With lockdowns easing and the furlough scheme reducing, the Office of National Statistics (ONS) released data revealing more people are going back to work. However, unemployment is still 1% higher than before the pandemic.
Jonathan Boys, labour market economist for the CIPD, said: “A year ago labour market forecasts were gloomy and expected post-financial crisis levels of unemployment.
"But today the labour market is fast taking on its pre-pandemic form, which is great news for workers.
"Tight labour markets can tilt the balance of power in their favour. Employers will have to work harder to attract and retain talent. Paying more is one solution, with skills shortages and inflation starting to bite, workers will be able to demand more money.
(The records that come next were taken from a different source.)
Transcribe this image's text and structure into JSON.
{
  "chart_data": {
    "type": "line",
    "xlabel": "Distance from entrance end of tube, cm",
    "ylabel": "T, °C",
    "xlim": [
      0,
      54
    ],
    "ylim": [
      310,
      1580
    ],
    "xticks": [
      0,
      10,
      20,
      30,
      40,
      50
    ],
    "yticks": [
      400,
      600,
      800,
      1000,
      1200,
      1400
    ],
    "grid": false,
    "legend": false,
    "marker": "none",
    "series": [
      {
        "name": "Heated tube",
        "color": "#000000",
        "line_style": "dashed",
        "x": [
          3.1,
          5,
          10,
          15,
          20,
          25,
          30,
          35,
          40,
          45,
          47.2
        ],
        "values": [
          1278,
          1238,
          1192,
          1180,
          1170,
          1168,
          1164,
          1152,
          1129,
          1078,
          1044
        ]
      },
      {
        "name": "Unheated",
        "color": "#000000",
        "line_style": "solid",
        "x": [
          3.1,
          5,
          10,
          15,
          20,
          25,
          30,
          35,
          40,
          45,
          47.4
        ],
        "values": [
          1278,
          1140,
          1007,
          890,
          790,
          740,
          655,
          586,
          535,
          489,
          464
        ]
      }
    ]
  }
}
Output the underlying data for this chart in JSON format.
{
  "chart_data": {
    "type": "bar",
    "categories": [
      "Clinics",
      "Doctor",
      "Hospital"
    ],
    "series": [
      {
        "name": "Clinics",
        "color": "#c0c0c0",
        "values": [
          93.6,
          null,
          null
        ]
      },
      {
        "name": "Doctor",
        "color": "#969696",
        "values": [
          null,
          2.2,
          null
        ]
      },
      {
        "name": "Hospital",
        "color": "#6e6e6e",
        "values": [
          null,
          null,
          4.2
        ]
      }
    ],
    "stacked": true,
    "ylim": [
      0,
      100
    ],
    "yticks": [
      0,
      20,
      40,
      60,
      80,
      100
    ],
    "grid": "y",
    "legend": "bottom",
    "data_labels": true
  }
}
However, in the long-term, investing in training and skills can ensure robust talent pipelines.”
Further sign of demand returning
The number of open jobs between April to June 2021 was 77,500 above its pre-pandemic level in January to March 2020, according to the ONS. They also reporteed 862,000 job vacancies in the UK between April and June - the first time it has reached this level in 15 months.
Matthew Percival, director for people and skills at CBI, said: "Vacancies exceeding pre-COVID levels is a further sign of demand returning and employers creating jobs," said the trade body that represents more than 190,000 British businesses.
"Yet businesses' ability to meet this demand, and support the recovery, is being challenged by staff shortages. As COVID cases rise, firms are facing the double difficulty of hiring workers and more employees self-isolating."
Sharp increase in redundancies
Joanne Frew, Head of Employment practice at legal business DWF, said the figures may dip as employers struggle to manage the uncertainty surrounding isolation due to the COVID infection rate increases and redundancies rise.
She said: "In March to May 2021, the redundancy rate demonstrates that the UK has returned to pre-pandemic levels. However, we can expect a sharp increase in redundancies at the end of September when the Coronavirus Job Retention Scheme ends.
"The 19 July 2021 lifting of restrictions will give businesses a two-month breathing space to get up and running before the government support is withdrawn."